After one week of taking 30mls of the product, everyday, she was up and about. A month later, she was able to go back to work. Could she have cured of HIV?
Relief from some of the symptoms of HIV does not mean your sister is cured of the disease. The aloe vera gel only boosted her immunity. HIV is a chronic infection, characterised by on-and-off periods of ill health.
Sometimes, people living with the disease may have long spells of good health. However, with time, the immune system becomes badly damaged that one gets serious and multiple opportunistic infections, which eventually lead to death.

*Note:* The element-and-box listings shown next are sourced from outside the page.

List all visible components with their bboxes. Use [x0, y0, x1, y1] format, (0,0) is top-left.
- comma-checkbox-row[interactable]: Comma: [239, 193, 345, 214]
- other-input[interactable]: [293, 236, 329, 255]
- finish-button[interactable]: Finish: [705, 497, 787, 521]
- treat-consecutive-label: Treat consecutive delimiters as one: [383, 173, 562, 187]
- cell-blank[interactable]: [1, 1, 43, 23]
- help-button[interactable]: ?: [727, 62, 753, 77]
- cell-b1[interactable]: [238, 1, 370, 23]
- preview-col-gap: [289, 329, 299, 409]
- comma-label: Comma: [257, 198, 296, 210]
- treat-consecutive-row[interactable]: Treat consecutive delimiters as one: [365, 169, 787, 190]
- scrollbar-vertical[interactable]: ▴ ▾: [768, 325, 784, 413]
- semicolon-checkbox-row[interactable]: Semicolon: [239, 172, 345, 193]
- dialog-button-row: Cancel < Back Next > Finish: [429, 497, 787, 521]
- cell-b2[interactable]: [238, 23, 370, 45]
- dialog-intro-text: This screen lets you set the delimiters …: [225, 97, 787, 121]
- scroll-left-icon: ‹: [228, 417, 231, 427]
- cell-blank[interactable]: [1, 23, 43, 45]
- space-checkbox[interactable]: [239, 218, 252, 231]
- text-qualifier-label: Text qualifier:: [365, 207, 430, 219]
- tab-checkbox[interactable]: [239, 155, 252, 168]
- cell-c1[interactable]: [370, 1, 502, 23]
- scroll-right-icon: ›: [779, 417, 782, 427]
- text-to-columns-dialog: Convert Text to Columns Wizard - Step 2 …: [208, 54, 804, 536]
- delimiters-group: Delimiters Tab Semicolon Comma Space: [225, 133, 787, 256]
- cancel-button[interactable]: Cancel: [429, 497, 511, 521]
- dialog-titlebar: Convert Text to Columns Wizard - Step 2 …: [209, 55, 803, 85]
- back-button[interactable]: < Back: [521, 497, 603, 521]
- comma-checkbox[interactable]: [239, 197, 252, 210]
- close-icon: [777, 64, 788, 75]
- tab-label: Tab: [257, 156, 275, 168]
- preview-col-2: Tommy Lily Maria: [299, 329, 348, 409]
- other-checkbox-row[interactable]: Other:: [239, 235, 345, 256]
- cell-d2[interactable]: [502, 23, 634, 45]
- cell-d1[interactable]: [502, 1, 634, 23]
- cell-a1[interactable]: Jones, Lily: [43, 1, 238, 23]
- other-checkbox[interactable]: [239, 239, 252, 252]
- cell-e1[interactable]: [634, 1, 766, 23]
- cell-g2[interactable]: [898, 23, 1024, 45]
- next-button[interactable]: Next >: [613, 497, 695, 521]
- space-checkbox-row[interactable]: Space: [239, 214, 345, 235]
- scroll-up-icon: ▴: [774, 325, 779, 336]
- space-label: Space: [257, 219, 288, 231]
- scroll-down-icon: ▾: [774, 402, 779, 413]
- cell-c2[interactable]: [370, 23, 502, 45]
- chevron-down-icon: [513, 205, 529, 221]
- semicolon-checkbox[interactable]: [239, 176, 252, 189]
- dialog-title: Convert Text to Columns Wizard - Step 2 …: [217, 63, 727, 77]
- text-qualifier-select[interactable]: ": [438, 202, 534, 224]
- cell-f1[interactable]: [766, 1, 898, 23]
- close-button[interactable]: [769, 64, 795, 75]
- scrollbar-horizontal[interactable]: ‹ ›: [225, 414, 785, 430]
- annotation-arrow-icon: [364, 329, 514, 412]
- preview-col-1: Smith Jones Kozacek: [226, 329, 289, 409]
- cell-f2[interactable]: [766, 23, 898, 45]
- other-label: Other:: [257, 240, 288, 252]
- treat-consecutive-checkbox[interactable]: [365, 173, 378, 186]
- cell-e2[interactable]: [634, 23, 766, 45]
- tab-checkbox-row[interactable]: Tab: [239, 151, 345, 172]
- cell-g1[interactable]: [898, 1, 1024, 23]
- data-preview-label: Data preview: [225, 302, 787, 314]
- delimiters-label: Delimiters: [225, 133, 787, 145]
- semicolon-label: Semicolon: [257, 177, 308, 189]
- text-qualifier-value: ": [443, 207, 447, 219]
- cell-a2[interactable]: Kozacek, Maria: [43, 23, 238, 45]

Your sister can continue using the gel since it has been beneficial to her, but she should go to an HIV care centre where her CD4 count and viral load can be measured because this is the only objective way of knowing how much damage the HIV has done to her immune system.
CD4 cells are white blood cells and counting them is an objective way of measuring the damage done to one’s immune system, while a viral load test measures how active HIV is in one’s blood.
Feeling well and even being able to go back to work is subjective and certainly not a good way to measure how healthy one is. Many healthy looking people have been known to collapse and even die at work.
All people living with HIV should endeavour to eat a balanced diet. This may include taking food supplements if one can afford. However, food supplements and immune-boosters are not substitutes for treatment.